Des galettes pour tous les goûts
« Peu m’importe le support. Ce que j’aime, c’est le son, qu’il soit sur disque, cassette, CD ou lecteur MP3. » Dans la bouche d’un collectionneur de vinyles dont la réputation dépasse les frontières hexagonales, c’est une phrase qui peut faire désordre. À voir Manu Boubli, cheveux longs, gilet jaune, nonchalamment appuyé à un présentoir, on pourrait le croire blasé. Mais derrière des lunettes à montures noires, ses yeux bruns pétillent lorsqu’il parle disques, musique, recherches et trouvailles. Un petit sourire relève les coins de sa bouche lorsqu’il se remémore la collection de bandes dessinées commencée lorsqu’il avait 15 ans, abandonnée quelques mois plus tard pour des galettes, « encombrantes, mais beaucoup plus passionnantes ». Trente ans après, il fait partie du cercle très fermé des collectionneurs-vendeurs de disques d’anthologie, microcosme qui regroupe une centaine de personnes en Europe. Superfly Records, le magasin qu’il possède avec son alter ego Paulo Goncalves, est devenu incontournable pour tous les aventuriers à la recherche d’artistes oubliés ou d’éditions rares.

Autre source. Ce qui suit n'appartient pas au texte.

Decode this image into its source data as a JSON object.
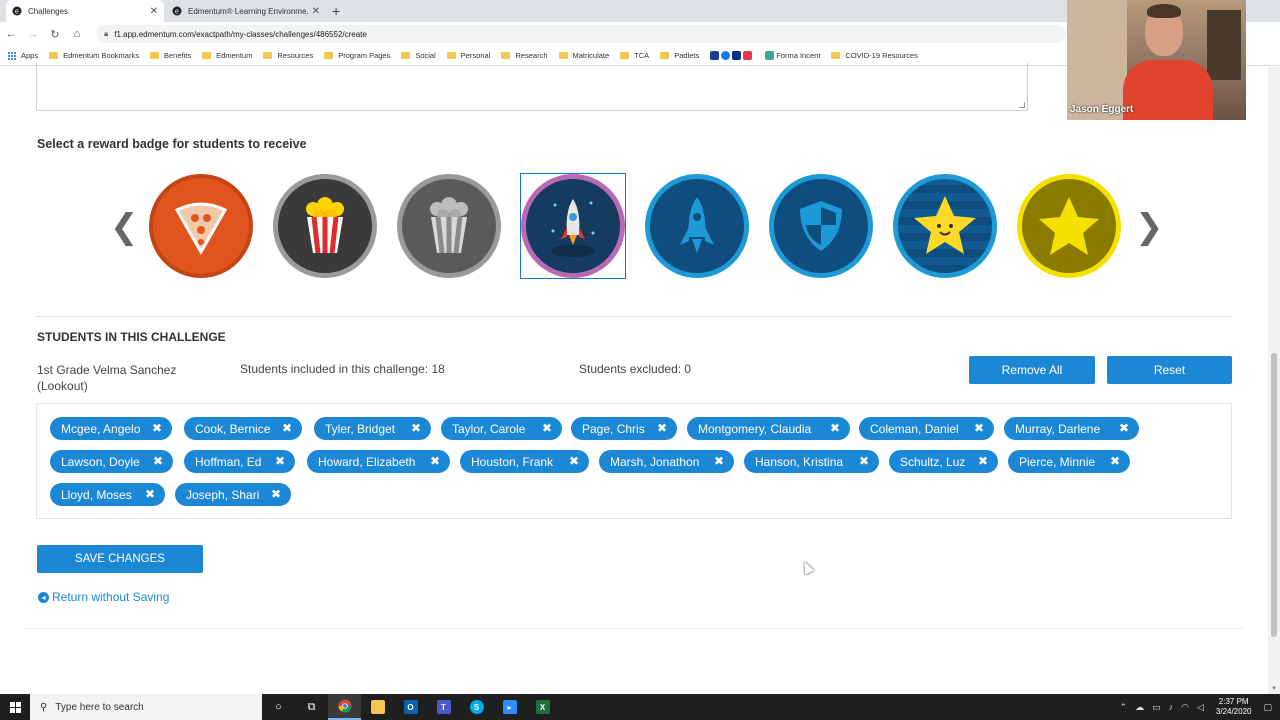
{
  "browser": {
    "tabs": [
      {
        "title": "Challenges",
        "active": true
      },
      {
        "title": "Edmentum® Learning Environme...",
        "active": false
      }
    ],
    "url": "f1.app.edmentum.com/exactpath/my-classes/challenges/486552/create",
    "bookmarks": [
      "Apps",
      "Edmentum Bookmarks",
      "Benefits",
      "Edmentum",
      "Resources",
      "Program Pages",
      "Social",
      "Personal",
      "Research",
      "Matriculate",
      "TCA",
      "Padlets",
      "Forma Incent",
      "COVID-19 Resources"
    ]
  },
  "reward": {
    "label": "Select a reward badge for students to receive",
    "badges": [
      {
        "name": "pizza-badge",
        "color": "#e0541f",
        "selected": false
      },
      {
        "name": "popcorn-color-badge",
        "color": "#3a3a3a",
        "selected": false
      },
      {
        "name": "popcorn-gray-badge",
        "color": "#5a5a5a",
        "selected": false
      },
      {
        "name": "rocket-launch-badge",
        "color": "#153b5e",
        "selected": true
      },
      {
        "name": "rocket-blue-badge",
        "color": "#0e4d7d",
        "selected": false
      },
      {
        "name": "shield-badge",
        "color": "#0e4d7d",
        "selected": false
      },
      {
        "name": "smiley-star-badge",
        "color": "#0e4d7d",
        "selected": false
      },
      {
        "name": "gold-star-badge",
        "color": "#8a7a00",
        "selected": false
      }
    ]
  },
  "students": {
    "heading": "STUDENTS IN THIS CHALLENGE",
    "class_name": "1st Grade Velma Sanchez (Lookout)",
    "included_text": "Students included in this challenge: 18",
    "excluded_text": "Students excluded: 0",
    "remove_all_label": "Remove All",
    "reset_label": "Reset",
    "names": [
      "Mcgee, Angelo",
      "Cook, Bernice",
      "Tyler, Bridget",
      "Taylor, Carole",
      "Page, Chris",
      "Montgomery, Claudia",
      "Coleman, Daniel",
      "Murray, Darlene",
      "Lawson, Doyle",
      "Hoffman, Ed",
      "Howard, Elizabeth",
      "Houston, Frank",
      "Marsh, Jonathon",
      "Hanson, Kristina",
      "Schultz, Luz",
      "Pierce, Minnie",
      "Lloyd, Moses",
      "Joseph, Shari"
    ]
  },
  "actions": {
    "save_label": "SAVE CHANGES",
    "return_label": "Return without Saving"
  },
  "webcam": {
    "name": "Jason Eggert"
  },
  "taskbar": {
    "search_placeholder": "Type here to search",
    "time": "2:37 PM",
    "date": "3/24/2020"
  }
}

Depuis un peu plus d’un an, Superfly Records a pris ses quartiers dans le 3e arrondissement de Paris, entre grossistes de vêtements et restaurants. Dans le magasin à la décoration sobre – murs blancs, quelques pochettes accrochées en guise de décor –, des présentoirs pleins de disques, classés par genres ou par zones. En bonne place, la musique africaine des années 1970 et 1980. Gloires éphémères ou légendes vivantes, ils sont tous là, du Nigérian Fela Anikulapo Kuti à l’Angolais Ruy Mingas, de la Zaïroise Abéti Masikini à l’Éthiopien Mahmoud Ahmed, « glanés çà et là, un peu partout dans le monde. En Afrique, mais aussi aux États-Unis et en Europe, raconte Manu Boubli. Pour trouver le disque qu’on cherche, il faut être prêt à sauter dans un avion à tout moment. Et quand les disques arrivent, ils sont parfois très abîmés, il faut les restaurer. »
Lustre d’antan
La délicate opération a lieu dans la cave, dont l’éclairage au néon fait penser à un bloc opératoire. Rangés sur des étagères ou dans des cartons, quelque 30 000 disques – toutes origines confondues – exhalent une odeur de moisi. Des années passées entassés dans des garages humides, ou échoués au soleil sur les étals poussiéreux des « marchés par terre » des capitales africaines, ça laisse des traces. Et lorsqu’un lifting s’impose, il y a tout ce qu’il faut pour leur rendre leur lustre d’antan. Une machine pour redonner forme au disque, une autre pour nettoyer la galette. Pour ce qui est de la pochette, un peu de jus de poignet, un emballage dûment étiqueté, et voilà les vinyles comme neufs, prêts à rejoindre les présentoirs, puis les discothèques d’amateurs avertis.
« C’est un travail d’artisan », commente Manu Boubli avec un petit sourire. Remis à neuf, les disques peuvent valoir entre 15 et 1 500 euros. De quoi faire hésiter entre un disque compact et l’écoute gratuite sur le web… « Les CD se vendent plus, c’est sûr. Mais les vinyles, c’est un autre public », souligne Manu Boubli, avec un sourire entendu. Le collectionneur sait de quoi il parle. Producteur mais aussi DJ de renom, il avoue avoir acheté, à certaines périodes, des disques « 350 jours par an ». Cela paraît compulsif ? Lui explique sa frénésie par sa faim inextinguible : « J’ai sans cesse envie de découvrir des choses différentes. Alors j’achète et j’écoute. Et parfois qu’une seule fois : il y en a tant d’autres à écouter qu’on n’a pas forcément le temps de repasser deux fois le même morceau. » Aussi Manu Boubli ne possède-t-il que « 8 000 vinyles, parce qu’il a fallu faire de la place à la maison ».